For me, it wasn’t an option.
Part of the reason is that TekSavvy buys its bandwidth from Rogers, and the transfer process – which I understand is relatively simple and conducted remotely – is done by Rogers. No trucks sent to your house, no cut lines, no holes in your walls. All TekSavvy does is couriers you a new modem ($75-$90), if you need one, though you can buy your own
, which is an option that’s not available to Rogers customers.
Note: As various commenters have pointed out and as Rogers has just confirmed, you
can buy your own modem for Rogers Hi-Speed, though the modem must be approved, for which Rogers says there is a process.
The other part of the reason is that if I had returned the equipment I would have been without Internet access for more than a week. TekSavvy requires at least seven days advance notice for new hookups. That makes sense. But here’s the rub: TekSavvy – at the insistence of Rogers – will not schedule the transfer until the account is closed.
So I was stuck – cancel everything and go a week without Internet access, or stew for a month because company A can’t connect until company B says it’s okay.

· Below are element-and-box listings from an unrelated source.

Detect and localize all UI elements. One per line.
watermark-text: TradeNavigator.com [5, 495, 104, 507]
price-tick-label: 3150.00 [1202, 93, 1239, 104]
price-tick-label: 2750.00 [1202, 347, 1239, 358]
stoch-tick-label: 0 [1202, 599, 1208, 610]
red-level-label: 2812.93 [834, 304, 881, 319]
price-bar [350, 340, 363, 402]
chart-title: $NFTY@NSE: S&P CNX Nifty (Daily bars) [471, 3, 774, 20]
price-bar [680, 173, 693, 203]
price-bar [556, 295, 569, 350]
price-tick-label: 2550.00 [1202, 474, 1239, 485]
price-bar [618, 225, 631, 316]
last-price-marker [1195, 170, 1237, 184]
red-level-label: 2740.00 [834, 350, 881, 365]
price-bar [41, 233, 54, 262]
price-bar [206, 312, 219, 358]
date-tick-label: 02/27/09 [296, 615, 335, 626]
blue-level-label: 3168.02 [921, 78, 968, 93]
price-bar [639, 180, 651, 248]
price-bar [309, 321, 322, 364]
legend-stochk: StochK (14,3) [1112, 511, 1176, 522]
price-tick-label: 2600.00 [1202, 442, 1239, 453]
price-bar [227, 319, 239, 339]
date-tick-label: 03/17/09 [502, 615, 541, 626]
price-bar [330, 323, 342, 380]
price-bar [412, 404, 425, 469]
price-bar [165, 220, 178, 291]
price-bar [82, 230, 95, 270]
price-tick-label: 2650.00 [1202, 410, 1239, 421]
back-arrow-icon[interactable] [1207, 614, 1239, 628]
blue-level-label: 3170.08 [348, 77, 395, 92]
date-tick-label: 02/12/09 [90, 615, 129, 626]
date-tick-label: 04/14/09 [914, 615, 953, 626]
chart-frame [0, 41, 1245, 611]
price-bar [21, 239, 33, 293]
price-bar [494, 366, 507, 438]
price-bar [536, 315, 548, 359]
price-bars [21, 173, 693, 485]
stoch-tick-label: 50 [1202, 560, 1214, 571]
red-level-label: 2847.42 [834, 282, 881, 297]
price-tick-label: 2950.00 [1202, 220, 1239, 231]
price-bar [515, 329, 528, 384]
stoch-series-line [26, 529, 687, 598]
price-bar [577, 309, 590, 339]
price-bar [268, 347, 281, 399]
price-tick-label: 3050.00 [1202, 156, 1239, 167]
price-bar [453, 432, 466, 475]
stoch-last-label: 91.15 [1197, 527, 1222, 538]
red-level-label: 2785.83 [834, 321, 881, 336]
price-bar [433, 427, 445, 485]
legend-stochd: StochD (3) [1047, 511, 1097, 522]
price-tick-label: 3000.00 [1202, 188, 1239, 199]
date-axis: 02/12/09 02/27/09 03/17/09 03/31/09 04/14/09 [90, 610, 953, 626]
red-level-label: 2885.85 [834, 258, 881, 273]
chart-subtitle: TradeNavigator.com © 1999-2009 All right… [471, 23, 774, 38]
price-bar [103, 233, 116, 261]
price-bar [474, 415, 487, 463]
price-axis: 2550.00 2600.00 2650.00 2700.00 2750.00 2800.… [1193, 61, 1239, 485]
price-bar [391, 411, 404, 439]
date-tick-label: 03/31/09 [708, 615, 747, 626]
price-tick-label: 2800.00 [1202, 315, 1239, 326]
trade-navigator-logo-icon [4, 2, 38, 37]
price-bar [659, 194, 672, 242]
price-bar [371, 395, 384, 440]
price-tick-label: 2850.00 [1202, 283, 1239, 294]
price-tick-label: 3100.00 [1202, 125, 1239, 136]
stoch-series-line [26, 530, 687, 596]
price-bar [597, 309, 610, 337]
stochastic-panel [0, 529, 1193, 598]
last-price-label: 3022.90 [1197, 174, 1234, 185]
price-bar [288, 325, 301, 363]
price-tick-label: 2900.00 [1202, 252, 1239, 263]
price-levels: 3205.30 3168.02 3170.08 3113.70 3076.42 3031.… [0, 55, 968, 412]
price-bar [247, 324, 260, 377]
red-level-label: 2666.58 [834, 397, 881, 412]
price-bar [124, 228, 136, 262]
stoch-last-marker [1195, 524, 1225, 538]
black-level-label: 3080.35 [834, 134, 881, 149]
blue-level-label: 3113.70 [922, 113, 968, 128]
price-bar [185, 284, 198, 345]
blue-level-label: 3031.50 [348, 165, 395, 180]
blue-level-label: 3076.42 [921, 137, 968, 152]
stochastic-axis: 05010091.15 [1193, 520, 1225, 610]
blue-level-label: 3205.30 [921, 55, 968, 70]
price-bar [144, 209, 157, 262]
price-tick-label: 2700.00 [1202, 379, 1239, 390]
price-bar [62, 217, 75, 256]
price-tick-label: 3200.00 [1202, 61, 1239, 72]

During the stewing process, I communicated with someone from Rogers’ Office of the President. Although I identified myself as Globe Technology’s editor, I didn’t tell the person I might use his correspondence in an article, so I won’t identify or quote him. But he essentially said Rogers has made exceptions in the past based on a customer’s situation and he wrote that if TekSavvy were able to secure an earlier installation date, then Rogers could expedite the transfer.
TekSavvy said that while it sounded like a swell idea, it has been directed by Rogers not to put in transfer orders without a cancellation date already in the books. A TekSavvy rep said there have been many issues in the past when it was handled otherwise. The he-said, she-said continued, and then communication from Rogers stopped and I figured I’d have to wait.
To be fair, it wasn’t really a hardship. My Extreme Plus has been fine. It’s fast and reliable and it has a relatively high data cap compared with Canadian standards, even though on two occasions I’ve tripped the data line and incurred overage fees. Whatever. It’s done now.
So what am I going to do with my unlimited Internet cap?
I mentioned in Part 1 that my household reconnected Netflix after getting an over-the-air antenna. I can now bump up the Netflix video settings and stream programs at the highest quality rather than dialling it down so it uses less bandwidth. We can also watch Xbox programming. Microsoft has agreements that Netflix doesn’t, so together the choices for movies and programs are a little better.
And there are more over-the-top services out there, accessible through devices such as Apple TV and Boxee, and I suspect there will be more in the future that do not hinge on being a customer of Company X. It never ceases to amaze me how disruptive the Internet can be to traditional businesses and practices. Companies that are unwilling to use disruptive technology in their favour put themselves at a disadvantage. As business models make delivering content online profitable, I have little doubt that content creators will continue to bypass traditional delivery methods in favour of direct-to-consumer methods.
And why not? As a consumer, I’m tired of having to buy a whole package of things just so I can get the small percentage of selections I want.